The Weather Channel defends the practice. “One thing we now know is that some of the way people understand the weather is to understand what is being tweeted about the weather real time,” Kenny says. “In Nemo we know that there were 400 million tweets and a little over 400 million Instagram photos posted about the storm,” he said. “We have a core skill set in communication, and I think that we are moving at the speed of the consumer, and the consumer has moved to social media faster than some people have responded. I think you also have to look at the argument.”
There’s little question that weather consumers like updates—a lot of them. Kenny says that nearly half of all smartphone users check their weather app every day, and industry insiders note that even though smartphone users have been skittish about privacy in the past, users of weather-related apps are willing to hold up their phone to the sky to have their exact address tracked if it means getting an up-to-the-minute, hyperlocalized report.
Advertisers—and the weather sites—are leveraging the obsession. On the Weather Channel’s Android app, sponsors can customize their advertisements to the weather, “So Toyota has a car in the snow for the prediction of snow, it has a truck out fishing for the prediction of sun, it’s got windshield wipers for rain,” Kenny says.
Meanwhile, the Weather Channel’s empire expansion continues. Last July the company bought Weather Underground, a site for the hard-core weather enthusiast that relies on the personal weather stations people place in their backyards and maintains a database of comprehensive historical weather data. (The sale was not without controversy: Jeff Masters, the founder of Weather Underground, says his legion of fans felt as though their favorite underground rock band had signed with a corporate label and gone mainstream.) Plus, the Weather Channel now owns both the companies that provide the graphics—that smiling sun and the thick-font temperature—featured on some 600 local news broadcasts across the country. The service costs “several thousand dollars a month,” says Nate Johnson, a meteorologist at WRAL in Raleigh, North Carolina.
For local meteorologists like Johnson, the expansion is particularly worrisome. They fret that it won’t be long before the Weather Channel is able to replace them entirely, with local anchors throwing to TWC headquarters in Atlanta for a customized forecast. “We are essentially cutting a check to our competition,” says Johnson. “I don’t know if enough local broadcasters recognize that it is the competition, but they are. When big weather hits my market, I want all the eyeballs watching me.”
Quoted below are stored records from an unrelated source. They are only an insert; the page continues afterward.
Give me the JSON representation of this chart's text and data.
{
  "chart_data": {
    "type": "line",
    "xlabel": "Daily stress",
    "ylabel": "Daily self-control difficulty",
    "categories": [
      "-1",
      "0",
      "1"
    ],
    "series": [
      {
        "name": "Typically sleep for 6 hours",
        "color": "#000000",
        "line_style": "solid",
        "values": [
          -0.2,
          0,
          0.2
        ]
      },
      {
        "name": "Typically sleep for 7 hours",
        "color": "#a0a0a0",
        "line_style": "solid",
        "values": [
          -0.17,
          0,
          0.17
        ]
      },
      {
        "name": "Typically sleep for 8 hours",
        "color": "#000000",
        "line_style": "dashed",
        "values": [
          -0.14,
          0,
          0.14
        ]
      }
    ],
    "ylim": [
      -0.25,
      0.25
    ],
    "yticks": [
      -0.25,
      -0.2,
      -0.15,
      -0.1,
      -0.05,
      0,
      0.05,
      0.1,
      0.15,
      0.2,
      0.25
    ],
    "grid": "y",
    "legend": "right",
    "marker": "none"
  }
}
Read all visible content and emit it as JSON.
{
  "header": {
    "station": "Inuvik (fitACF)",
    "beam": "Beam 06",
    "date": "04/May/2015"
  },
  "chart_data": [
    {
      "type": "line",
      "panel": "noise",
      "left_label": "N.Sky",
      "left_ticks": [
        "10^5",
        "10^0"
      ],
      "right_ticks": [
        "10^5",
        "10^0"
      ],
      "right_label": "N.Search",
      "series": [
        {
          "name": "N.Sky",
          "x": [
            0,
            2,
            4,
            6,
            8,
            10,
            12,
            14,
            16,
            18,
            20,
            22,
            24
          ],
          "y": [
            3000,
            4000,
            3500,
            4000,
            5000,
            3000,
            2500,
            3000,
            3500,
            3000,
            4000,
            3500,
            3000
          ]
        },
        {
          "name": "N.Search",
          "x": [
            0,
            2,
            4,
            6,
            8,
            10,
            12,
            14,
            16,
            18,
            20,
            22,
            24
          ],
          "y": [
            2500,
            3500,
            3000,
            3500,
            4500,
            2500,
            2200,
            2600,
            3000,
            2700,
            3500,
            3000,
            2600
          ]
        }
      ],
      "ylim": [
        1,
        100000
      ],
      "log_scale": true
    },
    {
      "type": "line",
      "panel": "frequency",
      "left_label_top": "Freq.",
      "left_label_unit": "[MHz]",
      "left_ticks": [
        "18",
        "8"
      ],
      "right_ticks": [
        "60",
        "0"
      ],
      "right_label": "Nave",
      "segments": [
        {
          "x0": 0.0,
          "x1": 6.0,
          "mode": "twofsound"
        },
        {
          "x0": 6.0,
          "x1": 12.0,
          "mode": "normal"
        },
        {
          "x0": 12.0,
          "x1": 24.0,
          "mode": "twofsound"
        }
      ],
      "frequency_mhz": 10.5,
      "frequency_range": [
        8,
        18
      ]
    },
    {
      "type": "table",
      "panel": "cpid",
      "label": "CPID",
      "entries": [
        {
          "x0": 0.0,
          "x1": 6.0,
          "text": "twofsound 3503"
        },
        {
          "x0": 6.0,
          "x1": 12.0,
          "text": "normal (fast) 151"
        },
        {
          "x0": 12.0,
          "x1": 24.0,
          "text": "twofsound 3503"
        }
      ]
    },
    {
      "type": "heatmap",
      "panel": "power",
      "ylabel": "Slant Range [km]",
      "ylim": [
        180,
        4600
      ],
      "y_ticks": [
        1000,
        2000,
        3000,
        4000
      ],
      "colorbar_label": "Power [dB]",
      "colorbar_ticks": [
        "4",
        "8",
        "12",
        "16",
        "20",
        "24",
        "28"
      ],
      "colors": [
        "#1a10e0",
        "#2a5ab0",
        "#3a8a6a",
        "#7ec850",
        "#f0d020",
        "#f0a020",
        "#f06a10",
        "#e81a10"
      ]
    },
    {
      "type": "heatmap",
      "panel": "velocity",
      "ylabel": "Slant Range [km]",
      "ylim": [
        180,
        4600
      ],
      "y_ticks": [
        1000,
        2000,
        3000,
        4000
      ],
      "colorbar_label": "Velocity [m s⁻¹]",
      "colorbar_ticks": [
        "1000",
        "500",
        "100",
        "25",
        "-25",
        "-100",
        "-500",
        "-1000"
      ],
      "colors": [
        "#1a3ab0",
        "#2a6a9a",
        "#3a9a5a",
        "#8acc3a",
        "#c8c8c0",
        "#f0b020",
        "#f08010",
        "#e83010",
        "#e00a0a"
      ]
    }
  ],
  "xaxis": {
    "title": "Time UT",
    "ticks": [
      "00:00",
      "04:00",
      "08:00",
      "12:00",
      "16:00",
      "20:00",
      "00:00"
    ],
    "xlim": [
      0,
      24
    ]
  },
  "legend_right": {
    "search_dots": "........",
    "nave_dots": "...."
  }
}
“We could soon be seeing the merger of the local into the national,” says Kevin Selle, the chief meteorologist for Texas Cable News in Dallas and the host of Weather Brains, a popular weather-related podcast. “A lot of these local broadcasters are going to be blindsided by it.”
Asked if there was a plan to move into local networks, Kenny pauses. “I think there is a not a plan to rebrand all the local broadcasts,” he says.
AccuWeather has been making plays of its own, including a recently announced deal to move into the Chinese market. But that news gets a shrug from Kenny. “I would say we are in deeper in China,” he says. And he’s optimistic about the future—his company’s, anyway. Kenny figures his global reach can only grow as climate change drives a demand for up-to-the-moment, wherever-you-are weather reports, particularly from businesses that need to learn quickly about shipping routes and conditions in far-flung locales.
So, ultimately, the Weather Channel has a plan for worldwide domination?
“I am not going to say something that arrogant,” said Kenny.
Others are less circumspect.
“They are certainly trying,” says Selle, the Texas Cable News meteorologist. “Whether they succeed or not will be up to history.”